My Site Got Scraped and Reposted: How Do I Stop It From Ranking?
You spent weeks researching, writing, and formatting that deep-dive guide. You hit publish, and within 48 hours, you find your exact article—word-for-word—on a low-quality site. They even kept your images. Now, they are outranking you in Google for your primary keywords. It’s frustrating, it hurts your SEO, and it feels like a violation.
I’ve been running websites for a decade. I’ve seen the automated scrapers, the "content farms," and the bots that mirror every post I write. Let’s skip the fluff and the "just contact support" nonsense. Here is exactly how to clean up your content and protect your authority.
Step 1: Document and Screenshot (Do This First)
Before you send a single email or file a report, screenshot everything. If a site is hosting your content illegally, they can delete it or change it the moment they smell legal heat. You need a timestamped record of the theft to prove ownership.
- Screenshot the post: Capture the full page, including the URL bar.
- Archive the page: Use The Wayback Machine to create a permanent snapshot of the scraped content.

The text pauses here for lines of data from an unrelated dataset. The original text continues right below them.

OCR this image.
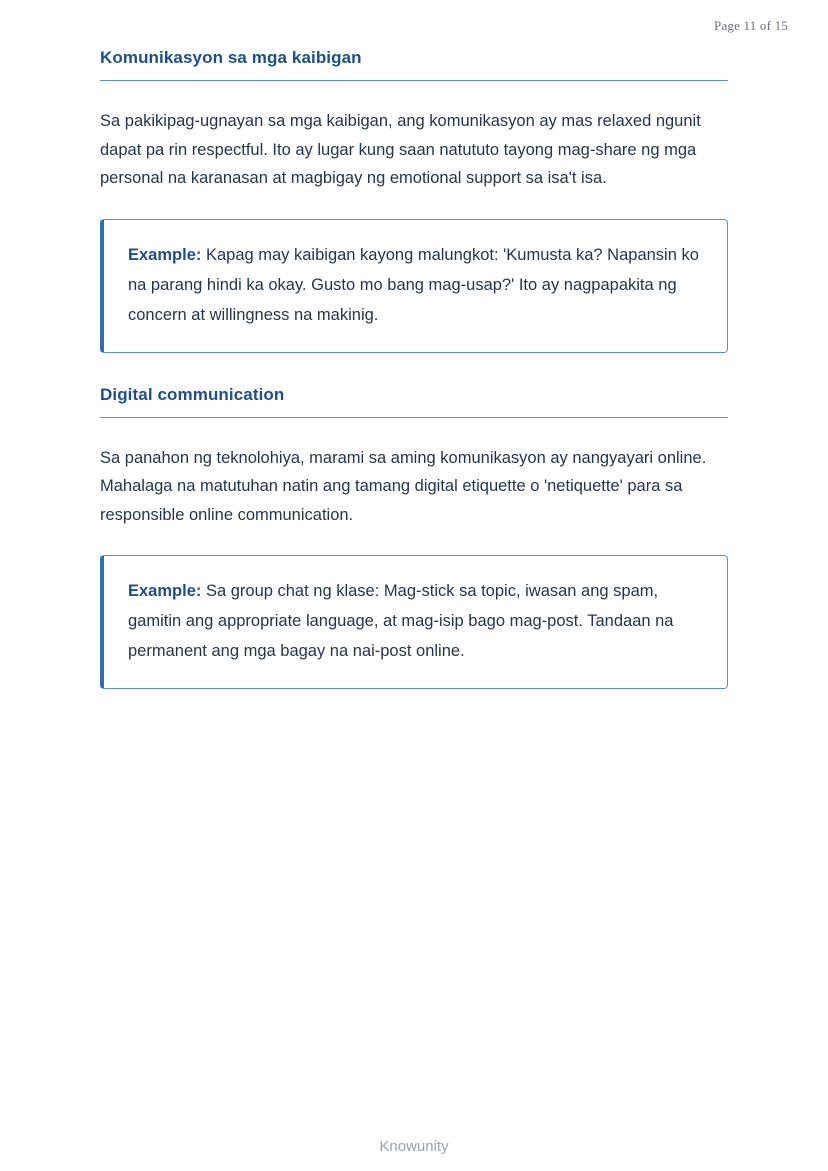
Page 11 of 15
Komunikasyon sa mga kaibigan

Sa pakikipag-ugnayan sa mga kaibigan, ang komunikasyon ay mas relaxed ngunit dapat pa rin respectful. Ito ay lugar kung saan natututo tayong mag-share ng mga personal na karanasan at magbigay ng emotional support sa isa't isa.

Example: Kapag may kaibigan kayong malungkot: 'Kumusta ka? Napansin ko na parang hindi ka okay. Gusto mo bang mag-usap?' Ito ay nagpapakita ng concern at willingness na makinig.

Digital communication

Sa panahon ng teknolohiya, marami sa aming komunikasyon ay nangyayari online. Mahalaga na matutuhan natin ang tamang digital etiquette o 'netiquette' para sa responsible online communication.

Example: Sa group chat ng klase: Mag-stick sa topic, iwasan ang spam, gamitin ang appropriate language, at mag-isip bago mag-post. Tandaan na permanent ang mga bagay na nai-post online.

Knowunity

- Export your original: Keep a PDF or a text file of your original WordPress post with the date of publication clearly visible in the site’s database.
Step 2: Assess the Risk Level
Not every scrape is worth Great site a war. You need to know if this is a minor annoyance or a legitimate threat to your business. Use this table to decide your next move:
Risk Level Indicator Action Required Low Bot/RSS feed with no traffic, "via" attribution included. Monitor; it likely won't impact your SEO. Medium Full article copy, no attribution, starting to rank below you. Send a takedown email (see Step 4). High Full copy, high-authority domain, outranking you for primary keywords. File a DMCA to Google immediately.
Step 3: Fix Your Own House (The Canonical Tag)
Before you blame the thief, check your own setup. If you are syndicating content or cross-posting, you might be causing your own duplicate content issues. If you control both sites, always use a canonical tag.
In WordPress, if you have a piece of content that is being mirrored elsewhere, ensure the original site has this tag in the section:

This tells Google, "Hey, this is the original version, please give the credit here." Plugins like Yoast or RankMath make this easy, but you should verify it’s actually rendering in your page source code.
Step 4: The Takedown Workflow
If you decide to take action, follow this order of operations. Do not skip steps, and do not waste time posting "I see you copied me!" in their comments section. That just tips them off.
The "Friendly" Email (Only for real humans)
Sometimes, a site owner is just lazy or misconfigured a plugin. Send a professional, cold email.
Subject: Copyright Infringement Notice: [URL of their post]

Body: "I am the author of [link to your post]. Your site is hosting my content without permission. Please remove this content within 48 hours or I will be forced to file a formal DMCA notice with your hosting provider and Google."
The DMCA to Google
If the site is a scraper farm (like the ones I’ve seen often disguised as legitimate tech blogs), they won't reply. Don't wait. Use the Google Copyright Removal Tool.
- Provide the URL of the infringing content.
- Provide the URL of your original content.
- Attach the evidence (screenshots) you took in Step 1.
- Note: Google takes these seriously, but they only remove the link from their search index, not the site itself.
The Hosting Provider Takedown
If the scraper site is dangerous or malicious, find out who hosts them. Use a tool like Whois Lookup to find the "Abuse Contact" email. Send a formal DMCA takedown notice to the host. Hosts are legally obligated to remove content if they receive a valid DMCA request. If they don't, they lose their own safe harbor protections.
What About "99techpost" and Similar Sites?
I get asked often about specific scraper patterns found on sites like 99techpost or similar low-effort aggregators. These sites are usually automated. They scrape RSS feeds or specific HTML tags. Because they are automated, there is often no "human" to email.
Do not waste energy engaging with the admins of these sites. They rely on volume—scraping 1,000 articles a day hoping 10 get some search traffic. Filing a DMCA to Google is the only way to stop them from profiting off your work. By de-indexing them, you remove their incentive to keep scraping you.
Checklist: What to do right now
- Verify the theft: Check your Search Console to see if the scraper's URL is appearing in your "Links to your site" report.
- Snapshot: Screenshot the evidence and save it locally.
- The Canonical Check: Ensure your WordPress installation is properly setting canonical tags on all posts.
- Google Removal: Submit the URL via Google’s Legal Removal tool if you are being outranked.
- Stay Professional: Never harass the site owner. Keep the paper trail strictly business-like so you can provide it to lawyers or hosts if needed.
Finally, stop checking if they took it down every ten minutes. It takes Google time to crawl and de-index. Set a calendar reminder to check back in one week. If it’s still there, move to the next level of escalation (hosting provider). You’ve got a business to run—don’t let the content thieves rent space in your head.